2. Who is the buyer for multi-year dementia risk reduction?

   The buyer question is fundamentally about time horizon and churn: the most natural institutional buyers are risk-bearing organizations with older populations and clear utilization incentives (Medicare Advantage plans, ACO-like primary care groups, integrated delivery systems), but they still need evidence that programs reduce costs through intermediate outcomes they can measure sooner.

   For individuals and families, willingness to pay tends to spike only when risk feels concrete or when symptoms begin, which is why many companies either (a) anchor the business model post-diagnosis (where urgency is high) or (b) bundle “brain health” into prevention categories people already buy for immediate value.

3. As early risk detection becomes easier, will individuals opt in as active operators of their risk, or opt out due to fear, stigma, and the burden of “knowing”?

   As monitoring and biomarker tests get easier to access, people likely won’t all move the same way. Some will opt in, especially if Alzheimer’s feels personal through family history or a strong prevention mindset, because information gives them something concrete to act on. Others will opt out, not because they don’t care, but because “knowing” can feel heavy: fear of what the result might mean, uncertainty about what to do next, privacy concerns, and stigma.
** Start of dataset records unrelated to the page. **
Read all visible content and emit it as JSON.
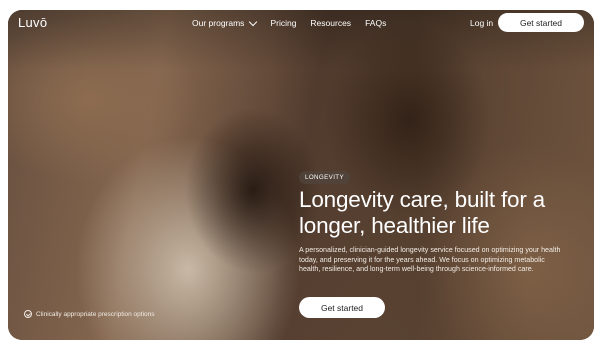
{
  "brand": {
    "logo": "Luvō"
  },
  "nav": {
    "items": [
      {
        "label": "Our programs",
        "has_dropdown": true
      },
      {
        "label": "Pricing"
      },
      {
        "label": "Resources"
      },
      {
        "label": "FAQs"
      }
    ],
    "login_label": "Log in",
    "cta_label": "Get started"
  },
  "hero": {
    "badge": "LONGEVITY",
    "headline": "Longevity care, built for a longer, healthier life",
    "description": "A personalized, clinician-guided longevity service focused on optimizing your health today, and preserving it for the years ahead. We focus on optimizing metabolic health, resilience, and long-term well-being through science-informed care.",
    "cta_label": "Get started",
    "note": "Clinically appropriate prescription options",
    "image_alt": "Smiling woman and man dancing with arms raised"
  },
  "colors": {
    "primary_button": "#ffffff",
    "text_on_image": "#ffffff"
  },
  "icons": {
    "nav_dropdown": "chevron-down-icon",
    "note": "check-circle-icon"
  }
}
   This stigma already affects behavior today by keeping people from seeking evaluation and diagnosis. In a survey of 1,300 individuals aged 50+, only 7% had used DTC genetic testing for APOE status to understand their risk of developing AD. If opting in is going to become the norm, the experience has to feel safe and useful with supportive counseling, real next steps, and guardrails that reduce the social and practical risks of learning you’re at higher risk.

Closing Thoughts: Who will Win

The next chapter of Alzheimer’s innovation will be defined less by any single technology and more by whether the ecosystem can connect detection to outcomes. Prevention science is clarifying what can be modified, new therapies increase the value of early identification, and care-management pathways are making longitudinal support more scalable.
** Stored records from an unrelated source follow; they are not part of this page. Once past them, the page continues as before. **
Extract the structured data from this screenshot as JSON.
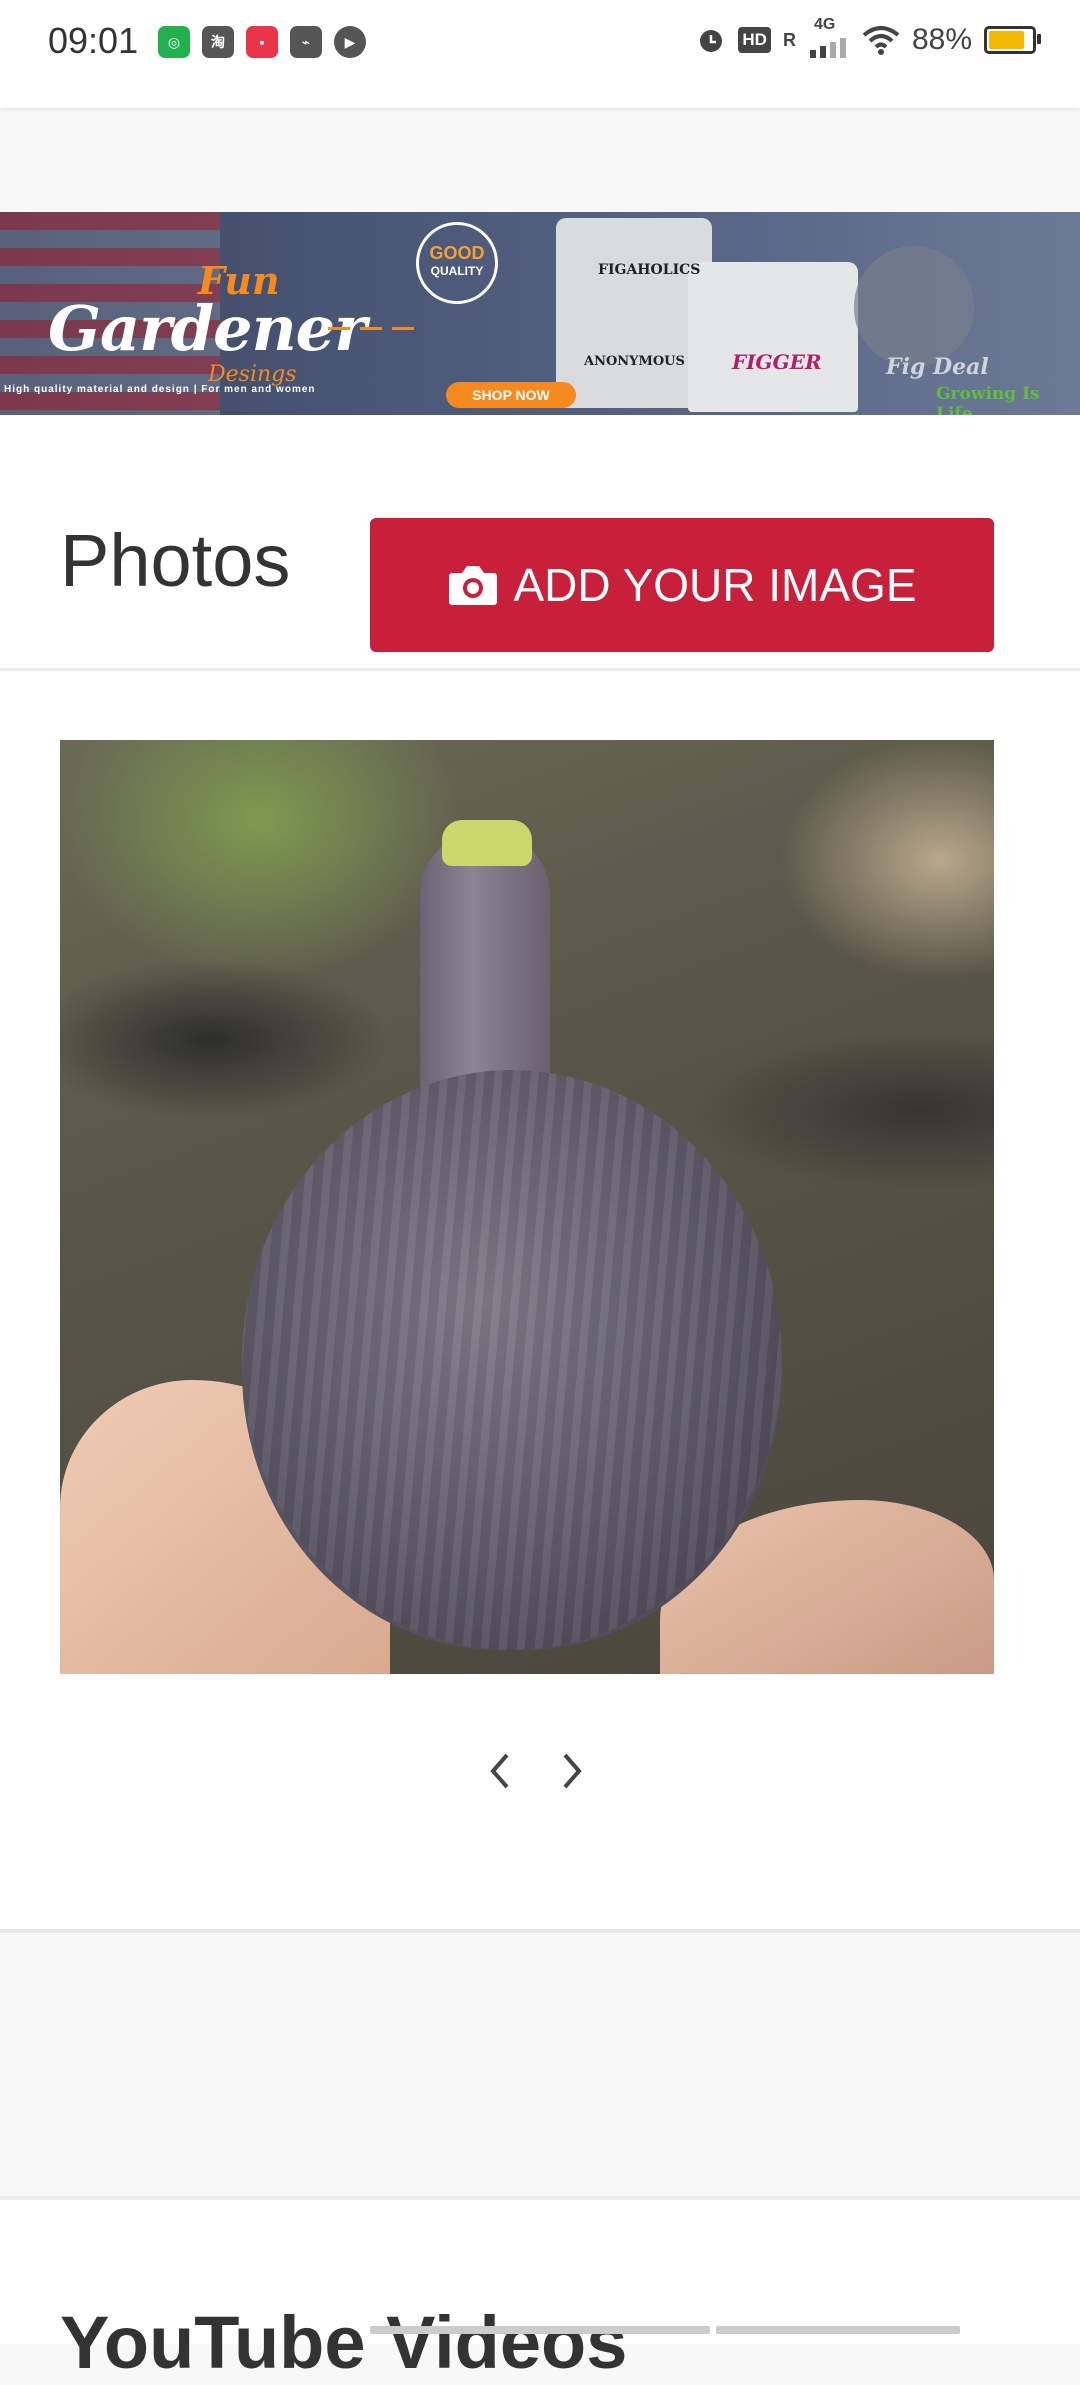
{
  "status_bar": {
    "time": "09:01",
    "battery_percent": "88%",
    "network": "4G",
    "hd_label": "HD",
    "roaming": "R",
    "battery_level": 0.88,
    "battery_color": "#f5b800",
    "app_icons": [
      "wechat-pay-icon",
      "taobao-icon",
      "app-red-icon",
      "pen-icon",
      "play-icon"
    ]
  },
  "banner": {
    "brand_fun": "Fun",
    "brand_name": "Gardener",
    "brand_designs": "Desings",
    "tagline": "High quality material and design | For men and women",
    "badge_line1": "GOOD",
    "badge_line2": "QUALITY",
    "cta": "SHOP NOW",
    "shirt1_top": "FIGAHOLICS",
    "shirt1_bottom": "ANONYMOUS",
    "shirt2_text": "FIGGER",
    "mascot_text": "Fig Deal",
    "slogan": "Growing Is Life"
  },
  "photos": {
    "title": "Photos",
    "add_button_label": "ADD YOUR IMAGE",
    "accent_color": "#c8203a"
  },
  "youtube": {
    "title": "YouTube Videos"
  }
}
Together, these forces are pulling Alzheimer’s care toward an operating model that looks more like chronic disease management: continuous measurement, staged escalation to definitive testing, and sustained care navigation that supports both patient function and caregiver resilience.

The companies that matter most will be those that close the loop. It is not enough to predict risk or detect early change; the product must reliably answer “what now?” for clinicians, payers, and families. That means integrating into practical workflows, demonstrating benefits that show up in utilization and quality-of-life metrics, and designing for the human realities of fear, stigma, and uncertainty. If the industry can do that, earlier detection becomes empowering rather than paralyzing, and the Alzheimer’s journey becomes more navigable even before we reach a definitive cure.